Why Twentysomethings May Reject the ACA

SAN DIEGO (MainStreet)—Not many twentysomethings spend a great deal of time thinking about health insurance.

In fact, many are woefully uninformed – lacking even a basic understanding of how health insurance works or of health insurance terminology such as "deductible," "premium" or "co-pay."

But come January 2014, that will have to change.

That's when the bulk of the federal Affordable Care Act takes effect, under which young adults face new requirements for having health insurance – including being slapped with penalties for not having it.

"Right now this generation has very low levels of insurance literacy, precisely because there were so few good options before," explains Tamika Butler, California director of Washington, D.C.-based Young Invincibles, an organization that seeks to expand opportunity for Americans between the ages of 18 and 34.

According to Young Invincibles, young adults remain the most uninsured age group in the country.

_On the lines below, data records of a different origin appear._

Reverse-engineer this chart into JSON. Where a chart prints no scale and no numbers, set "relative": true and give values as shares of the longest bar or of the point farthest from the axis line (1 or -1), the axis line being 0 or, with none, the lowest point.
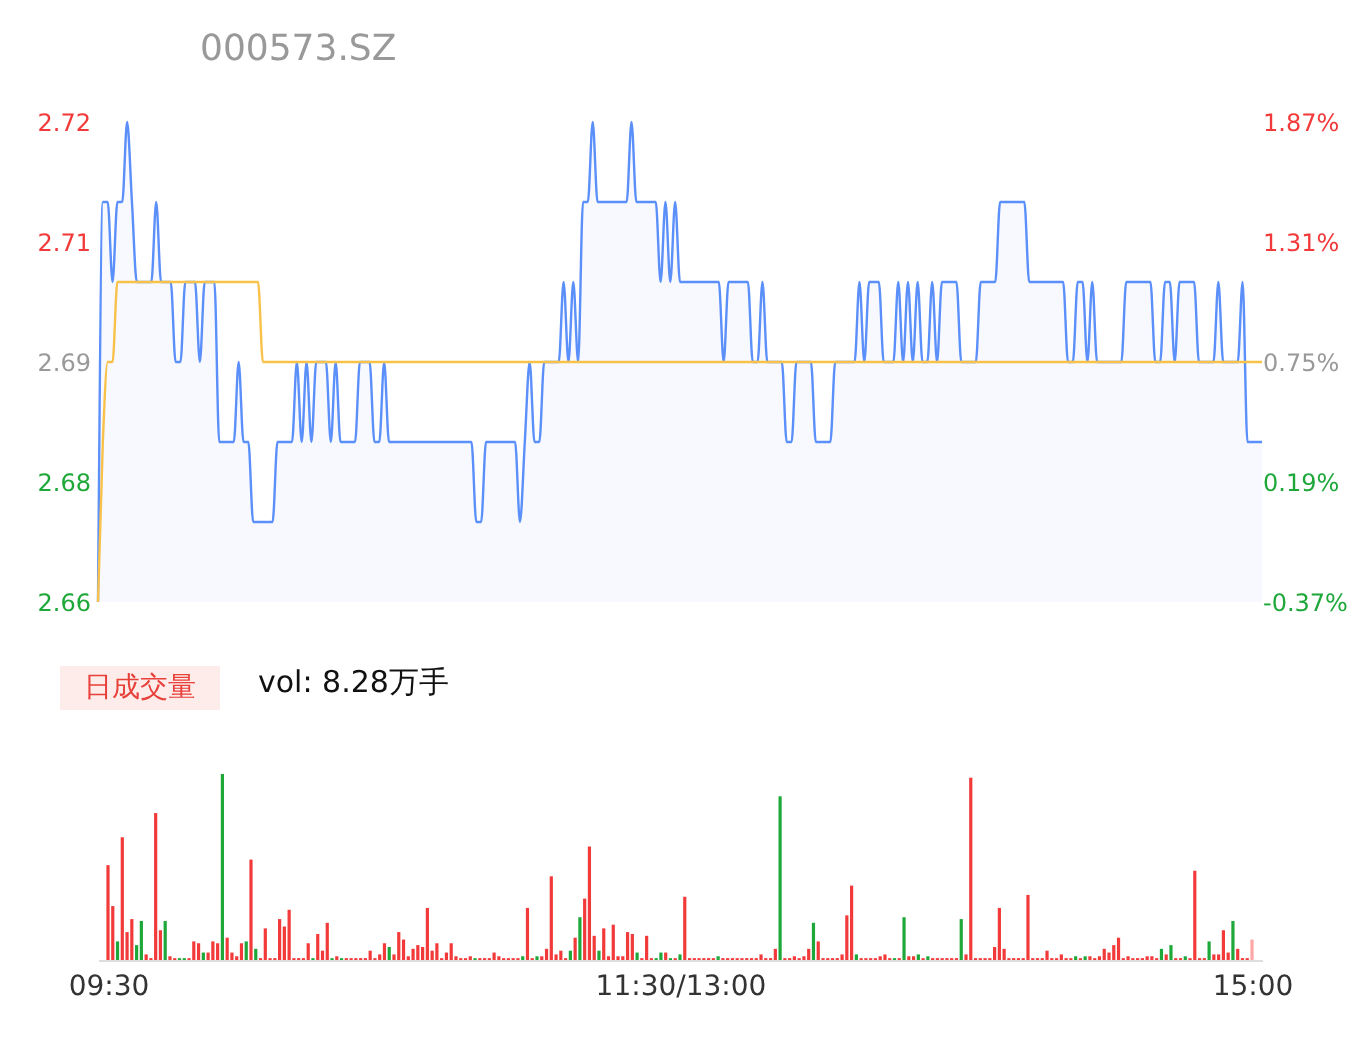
{
  "chart_data": [
    {
      "type": "line",
      "title": "000573.SZ",
      "categories": [
        null,
        null,
        null,
        null,
        null,
        null,
        null,
        null,
        null,
        null,
        null,
        null,
        null,
        null,
        null,
        null,
        null,
        null,
        null,
        null,
        null,
        null,
        null,
        null,
        null,
        null,
        null,
        null,
        null,
        null,
        null,
        null,
        null,
        null,
        null,
        null,
        null,
        null,
        null,
        null,
        null,
        null,
        null,
        null,
        null,
        null,
        null,
        null,
        null,
        null,
        null,
        null,
        null,
        null,
        null,
        null,
        null,
        null,
        null,
        null,
        null,
        null,
        null,
        null,
        null,
        null,
        null,
        null,
        null,
        null,
        null,
        null,
        null,
        null,
        null,
        null,
        null,
        null,
        null,
        null,
        null,
        null,
        null,
        null,
        null,
        null,
        null,
        null,
        null,
        null,
        null,
        null,
        null,
        null,
        null,
        null,
        null,
        null,
        null,
        null,
        null,
        null,
        null,
        null,
        null,
        null,
        null,
        null,
        null,
        null,
        null,
        null,
        null,
        null,
        null,
        null,
        null,
        null,
        null,
        null,
        null,
        null,
        null,
        null,
        null,
        null,
        null,
        null,
        null,
        null,
        null,
        null,
        null,
        null,
        null,
        null,
        null,
        null,
        null,
        null,
        null,
        null,
        null,
        null,
        null,
        null,
        null,
        null,
        null,
        null,
        null,
        null,
        null,
        null,
        null,
        null,
        null,
        null,
        null,
        null,
        null,
        null,
        null,
        null,
        null,
        null,
        null,
        null,
        null,
        null,
        null,
        null,
        null,
        null,
        null,
        null,
        null,
        null,
        null,
        null,
        null,
        null,
        null,
        null,
        null,
        null,
        null,
        null,
        null,
        null,
        null,
        null,
        null,
        null,
        null,
        null,
        null,
        null,
        null,
        null,
        null,
        null,
        null,
        null,
        null,
        null,
        null,
        null,
        null,
        null,
        null,
        null,
        null,
        null,
        null,
        null,
        null,
        null,
        null,
        null,
        null,
        null,
        null,
        null,
        null,
        null,
        null,
        null,
        null,
        null,
        null,
        null,
        null,
        null,
        null,
        null,
        null,
        null,
        null,
        null,
        null
      ],
      "ylim": [
        2.66,
        2.72
      ],
      "yticks": [
        2.66,
        {
          "value": 2.675,
          "label": "2.68"
        },
        2.69,
        {
          "value": 2.705,
          "label": "2.71"
        },
        2.72
      ],
      "y2lim": [
        -0.37,
        1.87
      ],
      "y2ticks": [
        {
          "value": -0.37,
          "label": "-0.37%"
        },
        {
          "value": 0.19,
          "label": "0.19%"
        },
        {
          "value": 0.75,
          "label": "0.75%"
        },
        {
          "value": 1.31,
          "label": "1.31%"
        },
        {
          "value": 1.87,
          "label": "1.87%"
        }
      ],
      "tick_labels": "y",
      "series": [
        {
          "type": "area",
          "color": "#5b8ff9",
          "values": [
            2.66,
            2.71,
            2.71,
            2.7,
            2.71,
            2.71,
            2.72,
            2.71,
            2.7,
            2.7,
            2.7,
            2.7,
            2.71,
            2.7,
            2.7,
            2.7,
            2.69,
            2.69,
            2.7,
            2.7,
            2.7,
            2.69,
            2.7,
            2.7,
            2.7,
            2.68,
            2.68,
            2.68,
            2.68,
            2.69,
            2.68,
            2.68,
            2.67,
            2.67,
            2.67,
            2.67,
            2.67,
            2.68,
            2.68,
            2.68,
            2.68,
            2.69,
            2.68,
            2.69,
            2.68,
            2.69,
            2.69,
            2.69,
            2.68,
            2.69,
            2.68,
            2.68,
            2.68,
            2.68,
            2.69,
            2.69,
            2.69,
            2.68,
            2.68,
            2.69,
            2.68,
            2.68,
            2.68,
            2.68,
            2.68,
            2.68,
            2.68,
            2.68,
            2.68,
            2.68,
            2.68,
            2.68,
            2.68,
            2.68,
            2.68,
            2.68,
            2.68,
            2.68,
            2.67,
            2.67,
            2.68,
            2.68,
            2.68,
            2.68,
            2.68,
            2.68,
            2.68,
            2.67,
            2.68,
            2.69,
            2.68,
            2.68,
            2.69,
            2.69,
            2.69,
            2.69,
            2.7,
            2.69,
            2.7,
            2.69,
            2.71,
            2.71,
            2.72,
            2.71,
            2.71,
            2.71,
            2.71,
            2.71,
            2.71,
            2.71,
            2.72,
            2.71,
            2.71,
            2.71,
            2.71,
            2.71,
            2.7,
            2.71,
            2.7,
            2.71,
            2.7,
            2.7,
            2.7,
            2.7,
            2.7,
            2.7,
            2.7,
            2.7,
            2.7,
            2.69,
            2.7,
            2.7,
            2.7,
            2.7,
            2.7,
            2.69,
            2.69,
            2.7,
            2.69,
            2.69,
            2.69,
            2.69,
            2.68,
            2.68,
            2.69,
            2.69,
            2.69,
            2.69,
            2.68,
            2.68,
            2.68,
            2.68,
            2.69,
            2.69,
            2.69,
            2.69,
            2.69,
            2.7,
            2.69,
            2.7,
            2.7,
            2.7,
            2.69,
            2.69,
            2.69,
            2.7,
            2.69,
            2.7,
            2.69,
            2.7,
            2.69,
            2.69,
            2.7,
            2.69,
            2.7,
            2.7,
            2.7,
            2.7,
            2.69,
            2.69,
            2.69,
            2.69,
            2.7,
            2.7,
            2.7,
            2.7,
            2.71,
            2.71,
            2.71,
            2.71,
            2.71,
            2.71,
            2.7,
            2.7,
            2.7,
            2.7,
            2.7,
            2.7,
            2.7,
            2.7,
            2.69,
            2.69,
            2.7,
            2.7,
            2.69,
            2.7,
            2.69,
            2.69,
            2.69,
            2.69,
            2.69,
            2.69,
            2.7,
            2.7,
            2.7,
            2.7,
            2.7,
            2.7,
            2.69,
            2.69,
            2.7,
            2.7,
            2.69,
            2.7,
            2.7,
            2.7,
            2.7,
            2.69,
            2.69,
            2.69,
            2.69,
            2.7,
            2.69,
            2.69,
            2.69,
            2.69,
            2.7,
            2.68,
            2.68,
            2.68,
            2.68
          ]
        },
        {
          "type": "line",
          "color": "#f8c24a",
          "values": [
            2.66,
            2.68,
            2.69,
            2.69,
            2.7,
            2.7,
            2.7,
            2.7,
            2.7,
            2.7,
            2.7,
            2.7,
            2.7,
            2.7,
            2.7,
            2.7,
            2.7,
            2.7,
            2.7,
            2.7,
            2.7,
            2.7,
            2.7,
            2.7,
            2.7,
            2.7,
            2.7,
            2.7,
            2.7,
            2.7,
            2.7,
            2.7,
            2.7,
            2.7,
            2.69,
            2.69,
            2.69,
            2.69,
            2.69,
            2.69,
            2.69,
            2.69,
            2.69,
            2.69,
            2.69,
            2.69,
            2.69,
            2.69,
            2.69,
            2.69,
            2.69,
            2.69,
            2.69,
            2.69,
            2.69,
            2.69,
            2.69,
            2.69,
            2.69,
            2.69,
            2.69,
            2.69,
            2.69,
            2.69,
            2.69,
            2.69,
            2.69,
            2.69,
            2.69,
            2.69,
            2.69,
            2.69,
            2.69,
            2.69,
            2.69,
            2.69,
            2.69,
            2.69,
            2.69,
            2.69,
            2.69,
            2.69,
            2.69,
            2.69,
            2.69,
            2.69,
            2.69,
            2.69,
            2.69,
            2.69,
            2.69,
            2.69,
            2.69,
            2.69,
            2.69,
            2.69,
            2.69,
            2.69,
            2.69,
            2.69,
            2.69,
            2.69,
            2.69,
            2.69,
            2.69,
            2.69,
            2.69,
            2.69,
            2.69,
            2.69,
            2.69,
            2.69,
            2.69,
            2.69,
            2.69,
            2.69,
            2.69,
            2.69,
            2.69,
            2.69,
            2.69,
            2.69,
            2.69,
            2.69,
            2.69,
            2.69,
            2.69,
            2.69,
            2.69,
            2.69,
            2.69,
            2.69,
            2.69,
            2.69,
            2.69,
            2.69,
            2.69,
            2.69,
            2.69,
            2.69,
            2.69,
            2.69,
            2.69,
            2.69,
            2.69,
            2.69,
            2.69,
            2.69,
            2.69,
            2.69,
            2.69,
            2.69,
            2.69,
            2.69,
            2.69,
            2.69,
            2.69,
            2.69,
            2.69,
            2.69,
            2.69,
            2.69,
            2.69,
            2.69,
            2.69,
            2.69,
            2.69,
            2.69,
            2.69,
            2.69,
            2.69,
            2.69,
            2.69,
            2.69,
            2.69,
            2.69,
            2.69,
            2.69,
            2.69,
            2.69,
            2.69,
            2.69,
            2.69,
            2.69,
            2.69,
            2.69,
            2.69,
            2.69,
            2.69,
            2.69,
            2.69,
            2.69,
            2.69,
            2.69,
            2.69,
            2.69,
            2.69,
            2.69,
            2.69,
            2.69,
            2.69,
            2.69,
            2.69,
            2.69,
            2.69,
            2.69,
            2.69,
            2.69,
            2.69,
            2.69,
            2.69,
            2.69,
            2.69,
            2.69,
            2.69,
            2.69,
            2.69,
            2.69,
            2.69,
            2.69,
            2.69,
            2.69,
            2.69,
            2.69,
            2.69,
            2.69,
            2.69,
            2.69,
            2.69,
            2.69,
            2.69,
            2.69,
            2.69,
            2.69,
            2.69,
            2.69,
            2.69,
            2.69,
            2.69,
            2.69,
            2.69
          ]
        }
      ]
    },
    {
      "type": "bar",
      "relative": true,
      "annotations": [
        "日成交量",
        "vol: 8.28万手"
      ],
      "categories": [
        "09:30",
        null,
        null,
        null,
        null,
        null,
        null,
        null,
        null,
        null,
        null,
        null,
        null,
        null,
        null,
        null,
        null,
        null,
        null,
        null,
        null,
        null,
        null,
        null,
        null,
        null,
        null,
        null,
        null,
        null,
        null,
        null,
        null,
        null,
        null,
        null,
        null,
        null,
        null,
        null,
        null,
        null,
        null,
        null,
        null,
        null,
        null,
        null,
        null,
        null,
        null,
        null,
        null,
        null,
        null,
        null,
        null,
        null,
        null,
        null,
        null,
        null,
        null,
        null,
        null,
        null,
        null,
        null,
        null,
        null,
        null,
        null,
        null,
        null,
        null,
        null,
        null,
        null,
        null,
        null,
        null,
        null,
        null,
        null,
        null,
        null,
        null,
        null,
        null,
        null,
        null,
        null,
        null,
        null,
        null,
        null,
        null,
        null,
        null,
        null,
        null,
        null,
        null,
        null,
        null,
        null,
        null,
        null,
        null,
        null,
        null,
        null,
        null,
        null,
        null,
        null,
        null,
        null,
        null,
        null,
        "11:30/13:00",
        null,
        null,
        null,
        null,
        null,
        null,
        null,
        null,
        null,
        null,
        null,
        null,
        null,
        null,
        null,
        null,
        null,
        null,
        null,
        null,
        null,
        null,
        null,
        null,
        null,
        null,
        null,
        null,
        null,
        null,
        null,
        null,
        null,
        null,
        null,
        null,
        null,
        null,
        null,
        null,
        null,
        null,
        null,
        null,
        null,
        null,
        null,
        null,
        null,
        null,
        null,
        null,
        null,
        null,
        null,
        null,
        null,
        null,
        null,
        null,
        null,
        null,
        null,
        null,
        null,
        null,
        null,
        null,
        null,
        null,
        null,
        null,
        null,
        null,
        null,
        null,
        null,
        null,
        null,
        null,
        null,
        null,
        null,
        null,
        null,
        null,
        null,
        null,
        null,
        null,
        null,
        null,
        null,
        null,
        null,
        null,
        null,
        null,
        null,
        null,
        null,
        null,
        null,
        null,
        null,
        null,
        null,
        null,
        null,
        null,
        null,
        null,
        null,
        null,
        null,
        null,
        null,
        null,
        null,
        "15:00"
      ],
      "values": [
        0.51,
        0.29,
        0.1,
        0.66,
        0.15,
        0.22,
        0.08,
        0.21,
        0.03,
        0.01,
        0.79,
        0.16,
        0.21,
        0.02,
        0.01,
        0.01,
        0.01,
        0.01,
        0.1,
        0.09,
        0.04,
        0.04,
        0.1,
        0.09,
        1,
        0.12,
        0.04,
        0.02,
        0.09,
        0.1,
        0.54,
        0.06,
        0.01,
        0.17,
        0.01,
        0.01,
        0.22,
        0.18,
        0.27,
        0.01,
        0.01,
        0.01,
        0.09,
        0.01,
        0.14,
        0.05,
        0.2,
        0.01,
        0.02,
        0.01,
        0.01,
        0.01,
        0.01,
        0.01,
        0.01,
        0.05,
        0.01,
        0.03,
        0.09,
        0.07,
        0.03,
        0.15,
        0.11,
        0.02,
        0.06,
        0.08,
        0.07,
        0.28,
        0.05,
        0.09,
        0.01,
        0.04,
        0.09,
        0.02,
        0.01,
        0.01,
        0.02,
        0.01,
        0.01,
        0.01,
        0.01,
        0.04,
        0.02,
        0.01,
        0.01,
        0.01,
        0.01,
        0.02,
        0.28,
        0.01,
        0.02,
        0.02,
        0.06,
        0.45,
        0.03,
        0.05,
        0.01,
        0.05,
        0.12,
        0.23,
        0.33,
        0.61,
        0.13,
        0.05,
        0.17,
        0.02,
        0.19,
        0.02,
        0.02,
        0.15,
        0.14,
        0.04,
        0.01,
        0.13,
        0.01,
        0.01,
        0.04,
        0.04,
        0.01,
        0.01,
        0.03,
        0.34,
        0.01,
        0.01,
        0.01,
        0.01,
        0.01,
        0.01,
        0.02,
        0.01,
        0.01,
        0.01,
        0.01,
        0.01,
        0.01,
        0.01,
        0.01,
        0.03,
        0.01,
        0.01,
        0.06,
        0.88,
        0.01,
        0.01,
        0.02,
        0.01,
        0.02,
        0.06,
        0.2,
        0.1,
        0.01,
        0.01,
        0.01,
        0.01,
        0.03,
        0.24,
        0.4,
        0.03,
        0.01,
        0.01,
        0.01,
        0.01,
        0.02,
        0.03,
        0.01,
        0.01,
        0.01,
        0.23,
        0.02,
        0.02,
        0.03,
        0.01,
        0.02,
        0.01,
        0.01,
        0.01,
        0.01,
        0.01,
        0.01,
        0.22,
        0.03,
        0.98,
        0.01,
        0.01,
        0.01,
        0.01,
        0.07,
        0.28,
        0.06,
        0.01,
        0.01,
        0.01,
        0.01,
        0.35,
        0.01,
        0.01,
        0.01,
        0.05,
        0.01,
        0.01,
        0.03,
        0.01,
        0.01,
        0.02,
        0.01,
        0.02,
        0.02,
        0.01,
        0.02,
        0.06,
        0.04,
        0.08,
        0.12,
        0.01,
        0.02,
        0.01,
        0.01,
        0.01,
        0.02,
        0.02,
        0.01,
        0.06,
        0.03,
        0.08,
        0.01,
        0.01,
        0.02,
        0.01,
        0.48,
        0.01,
        0.01,
        0.1,
        0.03,
        0.03,
        0.16,
        0.04,
        0.21,
        0.06,
        0.01,
        0.01,
        0.11
      ],
      "colors": [
        "#f23a3a",
        "#f23a3a",
        "#1fa83a",
        "#f23a3a",
        "#f23a3a",
        "#f23a3a",
        "#1fa83a",
        "#1fa83a",
        "#f23a3a",
        "#f23a3a",
        "#f23a3a",
        "#f23a3a",
        "#1fa83a",
        "#f23a3a",
        "#f23a3a",
        "#1fa83a",
        "#1fa83a",
        "#f23a3a",
        "#f23a3a",
        "#f23a3a",
        "#1fa83a",
        "#f23a3a",
        "#f23a3a",
        "#f23a3a",
        "#1fa83a",
        "#f23a3a",
        "#f23a3a",
        "#f23a3a",
        "#f23a3a",
        "#1fa83a",
        "#f23a3a",
        "#1fa83a",
        "#f23a3a",
        "#f23a3a",
        "#f23a3a",
        "#f23a3a",
        "#f23a3a",
        "#f23a3a",
        "#f23a3a",
        "#f23a3a",
        "#f23a3a",
        "#f23a3a",
        "#f23a3a",
        "#1fa83a",
        "#f23a3a",
        "#f23a3a",
        "#f23a3a",
        "#1fa83a",
        "#f23a3a",
        "#1fa83a",
        "#f23a3a",
        "#f23a3a",
        "#f23a3a",
        "#f23a3a",
        "#f23a3a",
        "#f23a3a",
        "#f23a3a",
        "#f23a3a",
        "#f23a3a",
        "#1fa83a",
        "#f23a3a",
        "#f23a3a",
        "#f23a3a",
        "#f23a3a",
        "#f23a3a",
        "#f23a3a",
        "#f23a3a",
        "#f23a3a",
        "#f23a3a",
        "#f23a3a",
        "#f23a3a",
        "#f23a3a",
        "#f23a3a",
        "#f23a3a",
        "#f23a3a",
        "#f23a3a",
        "#f23a3a",
        "#1fa83a",
        "#f23a3a",
        "#f23a3a",
        "#f23a3a",
        "#f23a3a",
        "#f23a3a",
        "#f23a3a",
        "#f23a3a",
        "#f23a3a",
        "#f23a3a",
        "#1fa83a",
        "#f23a3a",
        "#f23a3a",
        "#1fa83a",
        "#f23a3a",
        "#f23a3a",
        "#f23a3a",
        "#f23a3a",
        "#f23a3a",
        "#f23a3a",
        "#1fa83a",
        "#f23a3a",
        "#1fa83a",
        "#f23a3a",
        "#f23a3a",
        "#f23a3a",
        "#1fa83a",
        "#f23a3a",
        "#f23a3a",
        "#f23a3a",
        "#f23a3a",
        "#f23a3a",
        "#f23a3a",
        "#f23a3a",
        "#1fa83a",
        "#f23a3a",
        "#f23a3a",
        "#f23a3a",
        "#1fa83a",
        "#1fa83a",
        "#f23a3a",
        "#1fa83a",
        "#f23a3a",
        "#1fa83a",
        "#f23a3a",
        "#f23a3a",
        "#f23a3a",
        "#f23a3a",
        "#f23a3a",
        "#f23a3a",
        "#f23a3a",
        "#1fa83a",
        "#f23a3a",
        "#f23a3a",
        "#f23a3a",
        "#f23a3a",
        "#f23a3a",
        "#f23a3a",
        "#f23a3a",
        "#f23a3a",
        "#f23a3a",
        "#f23a3a",
        "#f23a3a",
        "#f23a3a",
        "#1fa83a",
        "#f23a3a",
        "#f23a3a",
        "#f23a3a",
        "#f23a3a",
        "#f23a3a",
        "#f23a3a",
        "#1fa83a",
        "#f23a3a",
        "#f23a3a",
        "#f23a3a",
        "#f23a3a",
        "#f23a3a",
        "#f23a3a",
        "#f23a3a",
        "#f23a3a",
        "#1fa83a",
        "#f23a3a",
        "#f23a3a",
        "#f23a3a",
        "#f23a3a",
        "#f23a3a",
        "#f23a3a",
        "#f23a3a",
        "#1fa83a",
        "#f23a3a",
        "#1fa83a",
        "#f23a3a",
        "#f23a3a",
        "#1fa83a",
        "#f23a3a",
        "#1fa83a",
        "#f23a3a",
        "#f23a3a",
        "#f23a3a",
        "#f23a3a",
        "#f23a3a",
        "#f23a3a",
        "#1fa83a",
        "#f23a3a",
        "#f23a3a",
        "#f23a3a",
        "#f23a3a",
        "#f23a3a",
        "#f23a3a",
        "#f23a3a",
        "#f23a3a",
        "#f23a3a",
        "#f23a3a",
        "#f23a3a",
        "#f23a3a",
        "#f23a3a",
        "#f23a3a",
        "#f23a3a",
        "#f23a3a",
        "#f23a3a",
        "#f23a3a",
        "#f23a3a",
        "#f23a3a",
        "#f23a3a",
        "#f23a3a",
        "#f23a3a",
        "#1fa83a",
        "#f23a3a",
        "#1fa83a",
        "#f23a3a",
        "#f23a3a",
        "#f23a3a",
        "#f23a3a",
        "#f23a3a",
        "#f23a3a",
        "#f23a3a",
        "#f23a3a",
        "#f23a3a",
        "#f23a3a",
        "#f23a3a",
        "#f23a3a",
        "#f23a3a",
        "#f23a3a",
        "#f23a3a",
        "#1fa83a",
        "#f23a3a",
        "#1fa83a",
        "#f23a3a",
        "#f23a3a",
        "#1fa83a",
        "#f23a3a",
        "#f23a3a",
        "#f23a3a",
        "#f23a3a",
        "#1fa83a",
        "#f23a3a",
        "#f23a3a",
        "#f23a3a",
        "#f23a3a",
        "#1fa83a",
        "#f23a3a",
        "#f23a3a",
        "#f23a3a",
        "#ffa6a6"
      ]
    }
  ]
}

Here's a snapshot of the statistics:

  • 29% of 18- to 24-year-olds and 26% of 25- to 34-year-olds are uninsured.
  • By gender, 29% of men and 26% of women in these age groups lack insurance.
  • In California, the numbers are far higher than the national average – with 31% in this age group lacking health insurance. In Los Angeles County, the figure jumps to 39%.

Statistics like these have organizations like Young Invincibles, as well as the insurance industry, and federal and state officials, all focused on young men and women this year in an attempt to get them signed up for health insurance.

Young Invincibles recently launched a nationwide campaign called Healthy Young America, under which its been holding grass roots events across the country to educate twentysomethings about the Affordable Care Act and the various low cost insurance options that will be available come January.